Five years earlier, Ash had crash-landed from Downpatrick, Northern Ireland into a London scene entirely obsessed with Britpop. Initially touring in their school holidays, Wheeler (guitar, vocals), Mark Hamilton (bass) and Rick McMurray (drums), proudly touted as ‘Guaranteed Real Teenagers’, soon embarked upon an unbroken run of six Top 20 hit singles, thanks to Wheeler’s casual propensity for coughing up radio-friendly seven-inch exemplars of grunge-infused perfect pop.
Their debut 1977 album had effortlessly topped the charts, but mainstream commercial success came at a heavy price. A crushing promotional workload left the band ‘psychologically damaged’. Burnt out from relentless touring, its attendant over-indulgences and the sheer weight of expectation, Ash – temporarily swelled to a quartet by the addition of second guitarist Charlotte Hatherley – set about writing and recording a ‘difficult’ second album that mirrored their inner turmoil.

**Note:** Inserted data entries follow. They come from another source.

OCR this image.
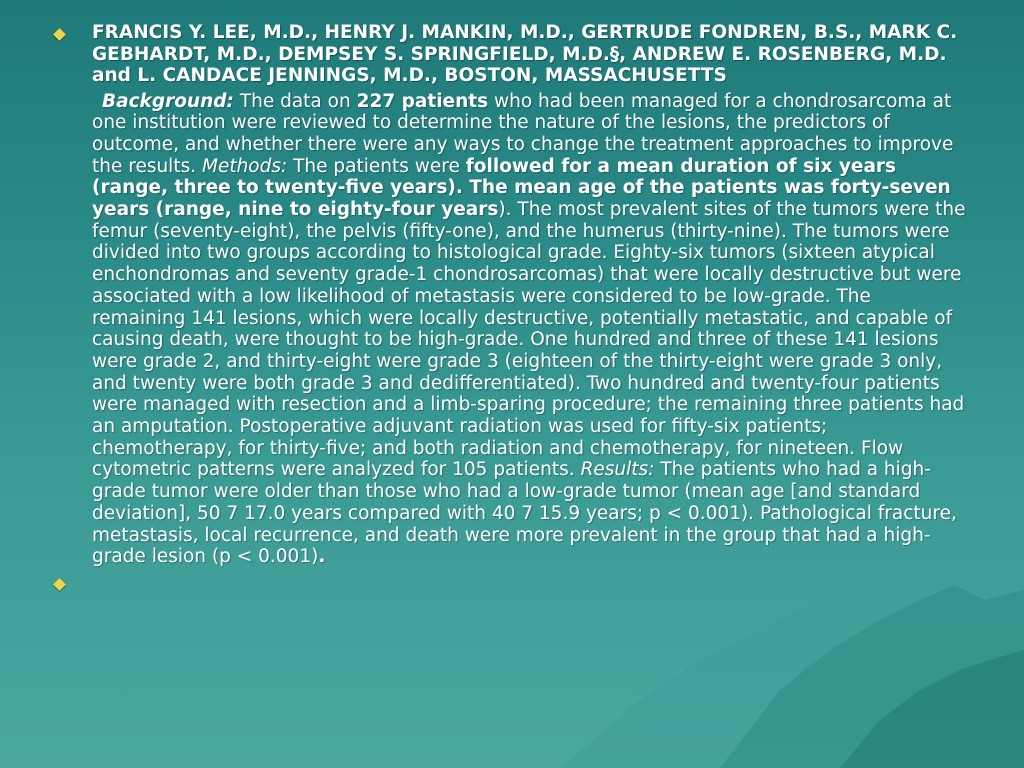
FRANCIS Y. LEE, M.D., HENRY J. MANKIN, M.D., GERTRUDE FONDREN, B.S., MARK C. GEBHARDT, M.D., DEMPSEY S. SPRINGFIELD, M.D.§, ANDREW E. ROSENBERG, M.D. and L. CANDACE JENNINGS, M.D., BOSTON, MASSACHUSETTS
Background: The data on 227 patients who had been managed for a chondrosarcoma at one institution were reviewed to determine the nature of the lesions, the predictors of outcome, and whether there were any ways to change the treatment approaches to improve the results. Methods: The patients were followed for a mean duration of six years (range, three to twenty-five years). The mean age of the patients was forty-seven years (range, nine to eighty-four years). The most prevalent sites of the tumors were the femur (seventy-eight), the pelvis (fifty-one), and the humerus (thirty-nine). The tumors were divided into two groups according to histological grade. Eighty-six tumors (sixteen atypical enchondromas and seventy grade-1 chondrosarcomas) that were locally destructive but were associated with a low likelihood of metastasis were considered to be low-grade. The remaining 141 lesions, which were locally destructive, potentially metastatic, and capable of causing death, were thought to be high-grade. One hundred and three of these 141 lesions were grade 2, and thirty-eight were grade 3 (eighteen of the thirty-eight were grade 3 only, and twenty were both grade 3 and dedifferentiated). Two hundred and twenty-four patients were managed with resection and a limb-sparing procedure; the remaining three patients had an amputation. Postoperative adjuvant radiation was used for fifty-six patients; chemotherapy, for thirty-five; and both radiation and chemotherapy, for nineteen. Flow cytometric patterns were analyzed for 105 patients. Results: The patients who had a high-grade tumor were older than those who had a low-grade tumor (mean age [and standard deviation], 50 7 17.0 years compared with 40 7 15.9 years; p < 0.001). Pathological fracture, metastasis, local recurrence, and death were more prevalent in the group that had a high-grade lesion (p < 0.001).
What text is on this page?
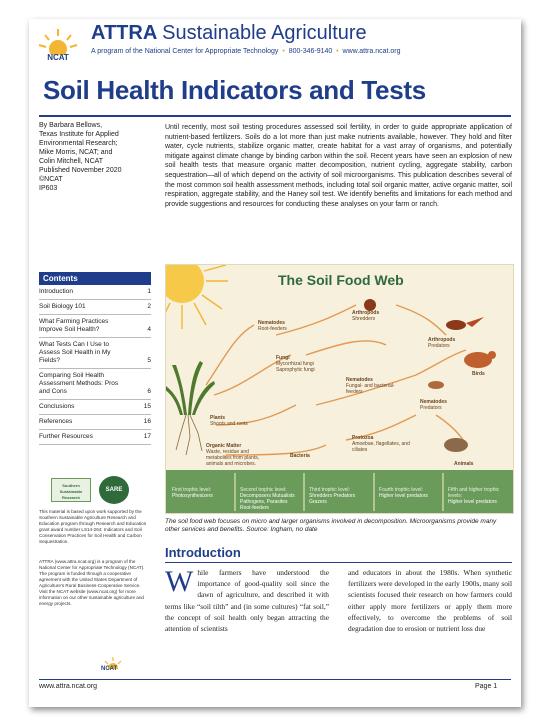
NCAT
ATTRA Sustainable Agriculture
A program of the National Center for Appropriate Technology  •  800-346-9140  •  www.attra.ncat.org
Soil Health Indicators and Tests
By Barbara Bellows,
Texas Institute for Applied
Environmental Research;
Mike Morris, NCAT; and
Colin Mitchell, NCAT
Published November 2020
©NCAT
IP603
Contents
Introduction	1
Soil Biology 101	2
What Farming Practices Improve Soil Health?	4
What Tests Can I Use to Assess Soil Health in My Fields?	5
Comparing Soil Health Assessment Methods: Pros and Cons	6
Conclusions	15
References	16
Further Resources	17
Southern Sustainable Research
SARE
This material is based upon work supported by the Southern Sustainable Agriculture Research and Education program through Research and Education grant award number LS14-264: Indicators and Soil Conservation Practices for Soil Health and Carbon Sequestration.
ATTRA (www.attra.ncat.org) is a program of the National Center for Appropriate Technology (NCAT). The program is funded through a cooperative agreement with the United States Department of Agriculture's Rural Business-Cooperative Service. Visit the NCAT website (www.ncat.org) for more information on our other sustainable agriculture and energy projects.
NCAT
Until recently, most soil testing procedures assessed soil fertility, in order to guide appropriate application of nutrient-based fertilizers. Soils do a lot more than just make nutrients available, however. They hold and filter water, cycle nutrients, stabilize organic matter, create habitat for a vast array of organisms, and potentially mitigate against climate change by binding carbon within the soil. Recent years have seen an explosion of new soil health tests that measure organic matter decomposition, nutrient cycling, aggregate stability, carbon sequestration—all of which depend on the activity of soil microorganisms. This publication describes several of the most common soil health assessment methods, including total soil organic matter, active organic matter, soil respiration, aggregate stability, and the Haney soil test. We identify benefits and limitations for each method and provide suggestions and resources for conducting these analyses on your farm or ranch.
The Soil Food Web
Nematodes
Root-feeders
Arthropods
Shredders
Fungi
Mycorrhizal fungi Saprophytic fungi
Nematodes
Fungal- and bacterial-feeders
Arthropods
Predators
Birds
Plants
Shoots and roots
Nematodes
Predators
Organic Matter
Waste, residue and metabolites from plants, animals and microbes.
Bacteria
Protozoa
Amoebae, flagellates, and ciliates
Animals
First trophic level:
Photosynthesizers
Second trophic level:
Decomposers Mutualists Pathogens, Parasites Root-feeders
Third trophic level:
Shredders Predators Grazers
Fourth trophic level:
Higher level predators
Fifth and higher trophic levels:
Higher level predators
The soil food web focuses on micro and larger organisms involved in decomposition. Microorganisms provide many other services and benefits. Source: Ingham, no date
Introduction
While farmers have understood the importance of good-quality soil since the dawn of agriculture, and described it with terms like “soil tilth” and (in some cultures) “fat soil,” the concept of soil health only began attracting the attention of scientists
and educators in about the 1980s. When synthetic fertilizers were developed in the early 1900s, many soil scientists focused their research on how farmers could either apply more fertilizers or apply them more effectively, to overcome the problems of soil degradation due to erosion or nutrient loss due
www.attra.ncat.org	Page 1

In the wake of 1977’s sunny exuberance, the darkly cathartic Nu-Clear Sounds comparatively flopped, leaving Ash devastated, disillusioned and exhausted. As band morale sank to an all-time low, Wheeler simply disappeared, retreating to an anonymous New York City hotel room for the therapeutic sting of a razor blade.
“We were staring into the abyss,” he recalls, “and I thought our dream was over.”